Dono de uma bela voz, ele dividia os vocais com Brian Connolly no grupo, além de contribuir com um belo trabalho de baixo, fraseados, melodias, solos, tudo para acompanhar o baterista mais foda do mundo. Aproveitem esta rara oportunidade de conhecer detalhes da história do grupo contados pelo mais controverso e, ao mesmo tempo, mais sensato membro do Sweet!

 

Pugialli - Steve, nesta primeira entrevista de um membro do Sweet para o Brasil, eu gostaria de começar perguntando o que a palavra Brasil traz para você, assim de primeira? Você já escutou nossa música?

Steve Priest: Eu amo a idéia de visitar o Brasil um dia. Tive contato recentemente com a música Latina e gostei de verdade. Quero colocar uma faixa em meu novo CD com este “sentimento”.

 

P - Vocês naturalmente sabiam do sucesso de Co-Co e Poppa Joe em lugares como Ásia e Europa, em 1971-72. Mas você sabia que elas tocaram bastante nas rádios brasileiras no início dos anos 70? Qual a idéia que vocês tinham do alcance de sua música pelo mundo?

S - Sim, eu sabia vagamente do sucesso, mas nós nunca pudemos excursionar por estes países. Mau gerenciamento por parte de nossos empresários, como sempre.

 

P - Quando vocês decidiram tocar nos lados A de seus compactos, em 1973, vocês também pensaram na mudança da imagem ou foi “sugestão” de Batman e Robin (apelido que Steve deu para a dupla de compositores Mike Chapman e Nicky Chinn, que controlava a carreira do grupo)?

S - Na verdade foi Chapman que falou com Chinn e Wainman (Phil, o produtor dos discos do grupo) sobre tocarmos nos lados A. Tivemos que regravar a base de Little Willy para a “Musicians Union” antes de tocar no “Top Of The Pops”. Quando Chapman escutou o que fizemos, ele quis que tocássemos nos lados A desde então.

 

P - O Slade, por exemplo, tinha uma estratégia muito bem planejada para seus compactos, recordes a serem batidos, etc. Como o Sweet planejava seus lançamentos? As paradas de sucesso eram um objetivo ou uma conseqüência?

S - Acho que a estratégia era toda de “Ratman e Bobbin”, quero dizer "Chann e Chipman". Eles queriam ser estrelas e nos usaram

 

P - O Sweet tornou-se um grupo mais pesado logo após o lançamento do compacto Wig Wam Bam, em 1973. Vocês estavam preparados para o “monstro” criado com aquele novo som e imagem?

S - Nós sempre fomos uma banda que soava pesado.
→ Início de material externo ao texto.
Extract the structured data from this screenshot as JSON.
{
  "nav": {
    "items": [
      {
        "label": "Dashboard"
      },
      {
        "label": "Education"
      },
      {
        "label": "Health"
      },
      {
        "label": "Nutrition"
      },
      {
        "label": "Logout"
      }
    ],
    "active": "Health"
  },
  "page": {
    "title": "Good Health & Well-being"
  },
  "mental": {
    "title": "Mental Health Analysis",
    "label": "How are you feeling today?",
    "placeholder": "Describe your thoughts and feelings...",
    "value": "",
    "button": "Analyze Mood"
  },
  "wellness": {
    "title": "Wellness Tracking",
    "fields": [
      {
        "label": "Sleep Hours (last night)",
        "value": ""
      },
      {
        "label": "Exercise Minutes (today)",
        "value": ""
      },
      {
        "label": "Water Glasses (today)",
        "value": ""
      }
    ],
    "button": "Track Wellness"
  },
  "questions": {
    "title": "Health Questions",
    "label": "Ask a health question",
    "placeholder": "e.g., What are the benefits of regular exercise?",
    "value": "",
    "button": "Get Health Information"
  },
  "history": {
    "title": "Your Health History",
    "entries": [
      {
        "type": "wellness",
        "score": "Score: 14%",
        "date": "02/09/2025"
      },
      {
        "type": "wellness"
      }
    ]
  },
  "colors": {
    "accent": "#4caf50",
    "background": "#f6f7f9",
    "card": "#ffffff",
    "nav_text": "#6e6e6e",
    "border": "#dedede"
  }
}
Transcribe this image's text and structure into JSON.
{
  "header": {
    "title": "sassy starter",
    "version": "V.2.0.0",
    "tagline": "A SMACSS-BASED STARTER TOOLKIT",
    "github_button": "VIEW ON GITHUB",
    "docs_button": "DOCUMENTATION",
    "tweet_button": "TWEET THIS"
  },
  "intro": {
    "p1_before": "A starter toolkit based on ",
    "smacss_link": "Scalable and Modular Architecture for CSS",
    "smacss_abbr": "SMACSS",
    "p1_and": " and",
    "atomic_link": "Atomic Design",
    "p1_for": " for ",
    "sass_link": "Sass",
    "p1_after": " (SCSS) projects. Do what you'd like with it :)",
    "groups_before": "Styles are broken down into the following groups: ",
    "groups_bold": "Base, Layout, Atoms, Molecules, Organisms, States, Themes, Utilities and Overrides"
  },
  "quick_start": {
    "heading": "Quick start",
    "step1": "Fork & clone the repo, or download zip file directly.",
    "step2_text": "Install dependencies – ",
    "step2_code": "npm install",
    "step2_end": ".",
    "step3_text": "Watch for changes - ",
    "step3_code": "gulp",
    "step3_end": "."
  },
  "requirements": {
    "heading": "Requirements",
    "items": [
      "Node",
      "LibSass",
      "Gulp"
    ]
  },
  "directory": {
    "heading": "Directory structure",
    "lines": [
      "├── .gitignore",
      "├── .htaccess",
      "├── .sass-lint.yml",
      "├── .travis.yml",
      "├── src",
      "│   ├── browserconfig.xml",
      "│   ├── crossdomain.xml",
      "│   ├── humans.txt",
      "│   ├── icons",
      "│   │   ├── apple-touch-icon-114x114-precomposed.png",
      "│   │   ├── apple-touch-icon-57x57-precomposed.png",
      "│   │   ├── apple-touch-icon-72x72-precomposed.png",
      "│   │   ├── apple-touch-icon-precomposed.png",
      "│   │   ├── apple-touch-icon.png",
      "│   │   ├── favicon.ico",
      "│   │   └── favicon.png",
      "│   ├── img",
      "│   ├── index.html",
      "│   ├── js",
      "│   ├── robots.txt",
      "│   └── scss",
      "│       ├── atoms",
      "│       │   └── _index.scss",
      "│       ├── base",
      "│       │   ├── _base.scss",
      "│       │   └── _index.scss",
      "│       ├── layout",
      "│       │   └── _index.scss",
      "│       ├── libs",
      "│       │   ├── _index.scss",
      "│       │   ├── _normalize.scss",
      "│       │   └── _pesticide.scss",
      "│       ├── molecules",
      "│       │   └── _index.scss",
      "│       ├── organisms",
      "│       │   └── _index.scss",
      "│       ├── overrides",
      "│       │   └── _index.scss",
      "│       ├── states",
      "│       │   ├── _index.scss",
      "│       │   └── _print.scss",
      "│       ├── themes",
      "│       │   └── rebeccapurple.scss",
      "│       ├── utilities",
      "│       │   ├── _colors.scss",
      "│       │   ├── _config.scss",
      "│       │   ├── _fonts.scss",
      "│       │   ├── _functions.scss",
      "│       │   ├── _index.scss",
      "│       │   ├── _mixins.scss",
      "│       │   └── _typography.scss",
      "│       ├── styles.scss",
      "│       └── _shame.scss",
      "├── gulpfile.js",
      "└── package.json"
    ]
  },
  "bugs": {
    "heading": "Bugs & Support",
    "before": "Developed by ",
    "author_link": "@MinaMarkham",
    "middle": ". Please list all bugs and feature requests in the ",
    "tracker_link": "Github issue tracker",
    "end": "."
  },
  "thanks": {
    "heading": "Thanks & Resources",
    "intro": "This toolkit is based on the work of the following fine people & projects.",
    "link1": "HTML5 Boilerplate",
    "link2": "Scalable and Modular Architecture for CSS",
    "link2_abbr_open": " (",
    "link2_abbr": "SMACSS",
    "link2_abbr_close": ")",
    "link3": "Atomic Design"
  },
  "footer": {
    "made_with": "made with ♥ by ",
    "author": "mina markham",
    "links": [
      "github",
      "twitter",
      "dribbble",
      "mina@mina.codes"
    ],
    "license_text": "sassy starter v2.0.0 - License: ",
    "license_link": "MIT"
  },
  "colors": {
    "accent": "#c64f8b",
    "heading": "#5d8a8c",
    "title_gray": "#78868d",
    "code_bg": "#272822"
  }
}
O lance do “Glam” veio por causa do “Top Of The Pops” e de como todos estavam ficando estúpidos na época.

 

P - O LP “Sweet Fanny Adams”, lançado em 1974, era um disco de hard rock, bem diferente dos compactos do período 71-72. E muitos grupos regravaram músicas deste disco. Uma das mais recentes foi Set Me Free, lançada no disco de estréia do ESP, grupo formado pelos ex-KISS Eric Singer e Bruce Kulick. Como você se sente a respeito da influência sobre tantos grupos ao longo destes anos? Você esperava por isso?

S - Eu fico lisonjeado quando alguém regrava uma de nossas músicas. Eu também estou bem consciente de nossas influências em outras bandas.

 

P - Lendo sua biografia e as reportagens publicadas ao longo dos anos, notamos que vocês sempre tinham problemas com o equipamento durante as turnês. Você acha que isso pode ter afetado a credibilidade do grupo como músicos ao vivo?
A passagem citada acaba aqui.